The IG's report only shows incompetence on her part, not criminal intent.
The IG's report is basically just ass-covering by the Department of State, iterating her violations of protocol so that it doesn't look like they were completely incapable of recognizing things that the FBI is about to bring to light.
The criminal intent part is the FBI's job, and will likely apply, at the very least, to things like Clinton's attempt to delete thousands of messages before handing over the server (messages the FBI was able to obtain anyway due to offsite backups, going by the extrapolations observed and detailed on http://www.thompsontimeline.com/).
Even if she's not found guilty of violating any major law, this kind of obstruction of justice alone is in a class of behavior we impeached her husband over. I imagine the FBI doesn't take kindly to the people they're investigating putting the bureau through hassles like this.

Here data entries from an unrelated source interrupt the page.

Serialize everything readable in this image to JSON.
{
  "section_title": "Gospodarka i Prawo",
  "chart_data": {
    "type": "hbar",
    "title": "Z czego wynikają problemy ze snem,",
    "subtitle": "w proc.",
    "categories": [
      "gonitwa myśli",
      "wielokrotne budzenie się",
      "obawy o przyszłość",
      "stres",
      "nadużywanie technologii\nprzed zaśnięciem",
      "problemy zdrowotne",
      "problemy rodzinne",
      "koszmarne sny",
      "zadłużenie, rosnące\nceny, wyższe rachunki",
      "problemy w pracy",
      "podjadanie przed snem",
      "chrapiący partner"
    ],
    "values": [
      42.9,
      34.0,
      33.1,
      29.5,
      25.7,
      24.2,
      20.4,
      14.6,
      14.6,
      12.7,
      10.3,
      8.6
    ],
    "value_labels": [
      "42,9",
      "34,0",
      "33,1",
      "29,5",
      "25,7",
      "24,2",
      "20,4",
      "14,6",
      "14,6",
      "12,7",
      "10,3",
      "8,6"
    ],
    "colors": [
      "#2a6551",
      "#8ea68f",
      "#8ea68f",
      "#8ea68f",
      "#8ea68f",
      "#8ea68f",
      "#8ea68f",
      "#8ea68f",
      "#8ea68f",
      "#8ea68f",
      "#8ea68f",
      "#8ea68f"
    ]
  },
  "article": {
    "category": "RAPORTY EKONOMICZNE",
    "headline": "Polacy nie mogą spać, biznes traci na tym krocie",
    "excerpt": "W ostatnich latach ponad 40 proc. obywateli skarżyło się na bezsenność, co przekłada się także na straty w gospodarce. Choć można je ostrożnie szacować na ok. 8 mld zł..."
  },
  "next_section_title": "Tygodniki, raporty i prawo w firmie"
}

Yes, her situation is comparable to her husband's impeachment. It's 100% politically motivated.
>And the article lists various reasons why none of those would likely apply to her.
I guess we have different definitions of "likely" since the only reasons given are:
(1) Clinton and her aides have insisted that she didn't. They say none of her emails included material that was marked as classified at the time.

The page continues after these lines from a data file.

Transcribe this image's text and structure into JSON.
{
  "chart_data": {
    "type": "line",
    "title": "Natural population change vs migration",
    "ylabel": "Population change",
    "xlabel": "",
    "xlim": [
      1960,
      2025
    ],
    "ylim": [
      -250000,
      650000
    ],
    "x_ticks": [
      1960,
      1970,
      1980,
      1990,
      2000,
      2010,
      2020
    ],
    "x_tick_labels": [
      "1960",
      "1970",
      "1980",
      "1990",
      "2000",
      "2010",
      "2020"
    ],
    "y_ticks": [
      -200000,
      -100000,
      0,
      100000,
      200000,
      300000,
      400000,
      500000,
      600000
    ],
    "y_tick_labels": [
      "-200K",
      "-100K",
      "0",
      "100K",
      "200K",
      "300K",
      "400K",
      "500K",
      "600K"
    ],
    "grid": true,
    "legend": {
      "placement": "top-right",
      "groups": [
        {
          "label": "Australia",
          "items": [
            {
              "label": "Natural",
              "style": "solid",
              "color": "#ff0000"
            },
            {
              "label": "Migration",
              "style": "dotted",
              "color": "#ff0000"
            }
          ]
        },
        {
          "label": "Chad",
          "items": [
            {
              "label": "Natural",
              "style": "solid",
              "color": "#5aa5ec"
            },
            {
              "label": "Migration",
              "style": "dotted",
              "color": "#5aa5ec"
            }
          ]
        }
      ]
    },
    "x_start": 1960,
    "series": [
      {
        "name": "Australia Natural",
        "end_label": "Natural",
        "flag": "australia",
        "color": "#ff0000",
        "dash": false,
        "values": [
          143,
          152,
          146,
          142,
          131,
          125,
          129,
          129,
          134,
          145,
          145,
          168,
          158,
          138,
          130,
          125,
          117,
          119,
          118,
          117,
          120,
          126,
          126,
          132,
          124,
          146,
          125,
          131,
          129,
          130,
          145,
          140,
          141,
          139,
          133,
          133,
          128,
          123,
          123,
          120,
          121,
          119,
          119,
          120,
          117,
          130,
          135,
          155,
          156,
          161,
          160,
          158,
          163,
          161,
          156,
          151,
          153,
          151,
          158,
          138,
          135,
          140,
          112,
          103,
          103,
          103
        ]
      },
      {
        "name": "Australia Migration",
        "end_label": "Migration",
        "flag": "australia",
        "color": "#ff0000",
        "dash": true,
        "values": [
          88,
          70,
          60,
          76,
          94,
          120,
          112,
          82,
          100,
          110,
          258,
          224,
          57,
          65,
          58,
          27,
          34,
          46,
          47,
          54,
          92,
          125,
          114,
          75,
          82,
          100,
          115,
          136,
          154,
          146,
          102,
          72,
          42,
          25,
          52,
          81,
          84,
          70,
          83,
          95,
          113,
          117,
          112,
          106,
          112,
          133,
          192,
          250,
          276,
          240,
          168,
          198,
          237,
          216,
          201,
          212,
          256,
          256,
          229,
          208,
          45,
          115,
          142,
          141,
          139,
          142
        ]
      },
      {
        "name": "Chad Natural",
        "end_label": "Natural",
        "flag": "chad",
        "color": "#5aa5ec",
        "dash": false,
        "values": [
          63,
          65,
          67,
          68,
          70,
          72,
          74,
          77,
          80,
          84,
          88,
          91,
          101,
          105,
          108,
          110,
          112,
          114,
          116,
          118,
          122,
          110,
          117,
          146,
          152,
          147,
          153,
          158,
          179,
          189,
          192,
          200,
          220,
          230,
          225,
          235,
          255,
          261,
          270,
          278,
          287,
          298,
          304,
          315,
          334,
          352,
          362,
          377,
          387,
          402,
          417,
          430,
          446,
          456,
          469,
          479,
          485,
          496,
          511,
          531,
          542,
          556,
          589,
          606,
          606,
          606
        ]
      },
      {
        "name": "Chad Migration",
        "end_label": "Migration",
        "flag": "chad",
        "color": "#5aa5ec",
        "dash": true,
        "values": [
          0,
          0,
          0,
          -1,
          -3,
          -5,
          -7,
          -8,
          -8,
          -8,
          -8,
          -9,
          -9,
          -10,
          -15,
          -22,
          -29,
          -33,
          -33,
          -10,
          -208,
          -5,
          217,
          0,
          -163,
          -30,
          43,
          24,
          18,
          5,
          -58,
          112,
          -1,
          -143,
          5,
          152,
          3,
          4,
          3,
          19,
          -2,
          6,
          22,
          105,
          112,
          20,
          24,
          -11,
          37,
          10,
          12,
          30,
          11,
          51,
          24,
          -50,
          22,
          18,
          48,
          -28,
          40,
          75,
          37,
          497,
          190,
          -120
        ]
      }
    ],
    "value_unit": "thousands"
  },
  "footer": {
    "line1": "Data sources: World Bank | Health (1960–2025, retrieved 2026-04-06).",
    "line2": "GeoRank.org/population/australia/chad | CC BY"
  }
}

(2) She says she didn't, and there's no known evidence that she did.
(3) "If all she was doing was exchanging emails with her staff, I don't think they can prove that she had the intent to retain anything," a former top government lawyer told me.

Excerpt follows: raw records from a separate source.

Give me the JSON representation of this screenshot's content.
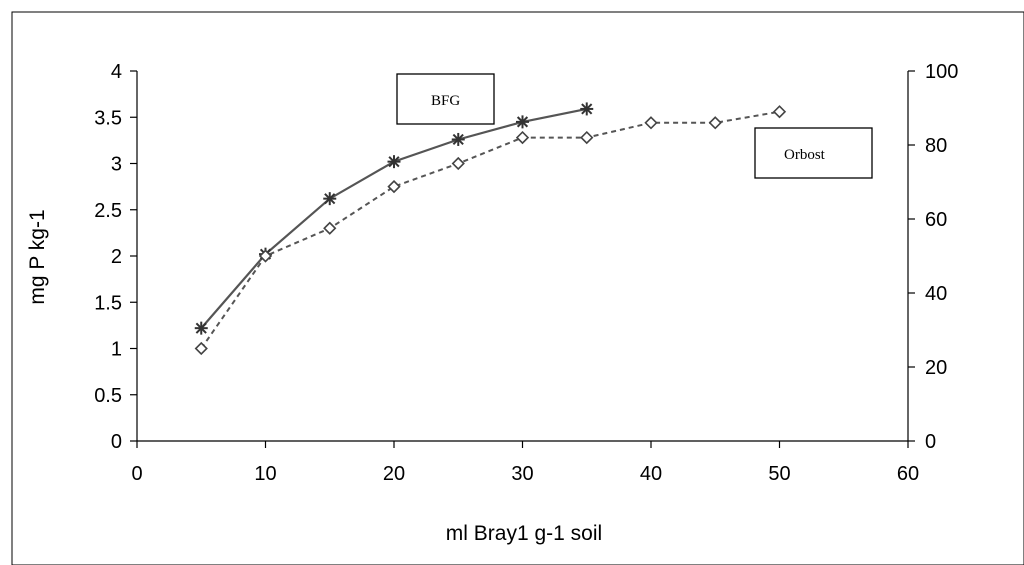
{
  "chart_data": {
    "type": "line",
    "xlabel": "ml Bray1  g-1 soil",
    "ylabel": "mg P kg-1",
    "xlim": [
      0,
      60
    ],
    "ylim": [
      0,
      4
    ],
    "y2lim": [
      0,
      100
    ],
    "x_ticks": [
      "0",
      "10",
      "20",
      "30",
      "40",
      "50",
      "60"
    ],
    "y_ticks": [
      "0",
      "0.5",
      "1",
      "1.5",
      "2",
      "2.5",
      "3",
      "3.5",
      "4"
    ],
    "y2_ticks": [
      "0",
      "20",
      "40",
      "60",
      "80",
      "100"
    ],
    "grid": false,
    "series": [
      {
        "name": "BFG",
        "axis": "left",
        "line": "solid",
        "marker": "star",
        "color": "#555555",
        "x": [
          5,
          10,
          15,
          20,
          25,
          30,
          35
        ],
        "y": [
          1.22,
          2.02,
          2.62,
          3.02,
          3.26,
          3.45,
          3.59
        ]
      },
      {
        "name": "Orbost",
        "axis": "right",
        "line": "dashed",
        "marker": "diamond",
        "color": "#555555",
        "x": [
          5,
          10,
          15,
          20,
          25,
          30,
          35,
          40,
          45,
          50
        ],
        "y": [
          25,
          50,
          57.5,
          68.75,
          75,
          82,
          82,
          86,
          86,
          89
        ]
      }
    ]
  }
}
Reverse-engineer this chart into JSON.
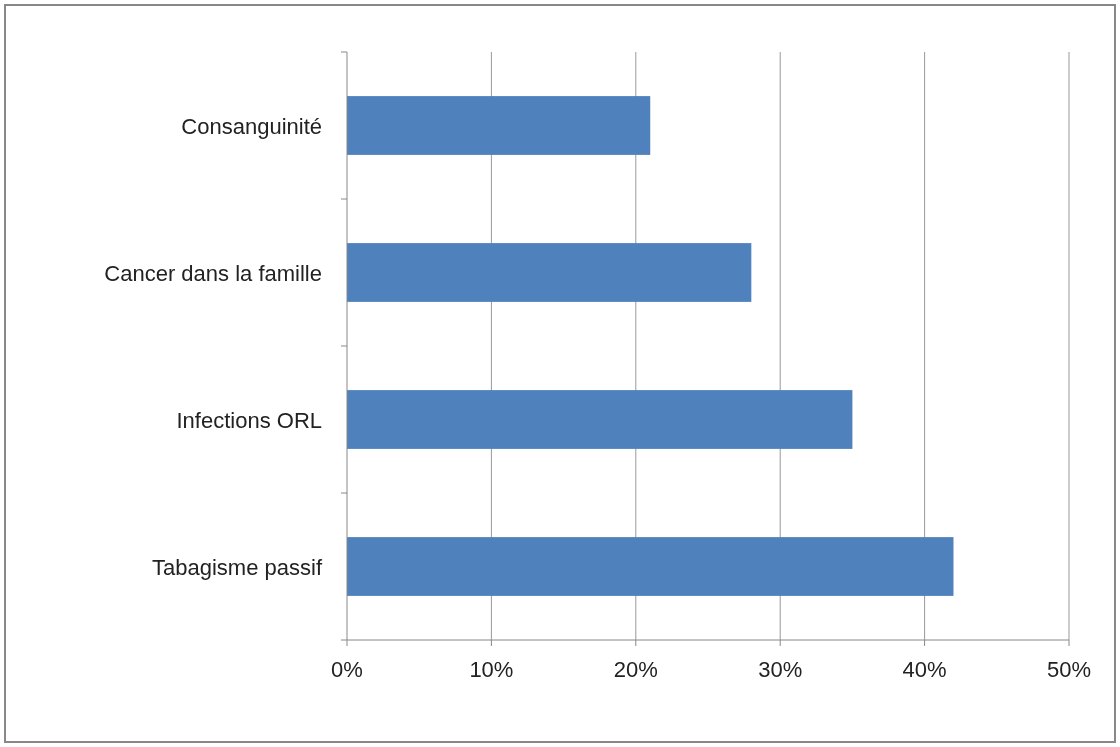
{
  "chart_data": {
    "type": "bar",
    "orientation": "horizontal",
    "categories": [
      "Consanguinité",
      "Cancer dans la famille",
      "Infections ORL",
      "Tabagisme passif"
    ],
    "values": [
      21,
      28,
      35,
      42
    ],
    "color": "#4f81bd",
    "xlim": [
      0,
      50
    ],
    "xticks": [
      {
        "value": 0,
        "label": "0%"
      },
      {
        "value": 10,
        "label": "10%"
      },
      {
        "value": 20,
        "label": "20%"
      },
      {
        "value": 30,
        "label": "30%"
      },
      {
        "value": 40,
        "label": "40%"
      },
      {
        "value": 50,
        "label": "50%"
      }
    ],
    "grid": "x"
  }
}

Like I said, those are hardly unbiased or definitive assessments. Clinton and her aides have every reason to say that there was no wrongdoing. The government lawyer quoted even says "If" acknowledging that it is an assumption. As for the IG report, if it had said the violation was minor and mostly because of regulations implemented only after she left office, which had been claimed before, then it would be looking really good for her. As it stands, there is still an FBI investigation looming.
Does "not marked as classified at the time" mean what I think it does?
Obviously she did not change her automatic email footer to "Top Secret - Do not distribute - Thanks, H ;-)"
So of course none of her emails were marked - that's like saying "I am commiting a crime right here" since of course the server was insecure.
Is the content classified at the time, or even derived from a classified source? My understanding is there are perhaps thousands of emails to which this might apply, and the law needs only one. So it seems to me hopeless for Hillary to think the FBI would not recommend charges.
The bigger question is will the (current) AG decline to prosecute, and what about the next one?
1) That's because it's fact that none of her emails were marked as classified at the time. Not an opinion!
2) Her email exchanges are public. You would think they would have found proof of willful communication by now. They have not.
3) Requires intent, which is generally, objectively difficult to prove (see: libel laws).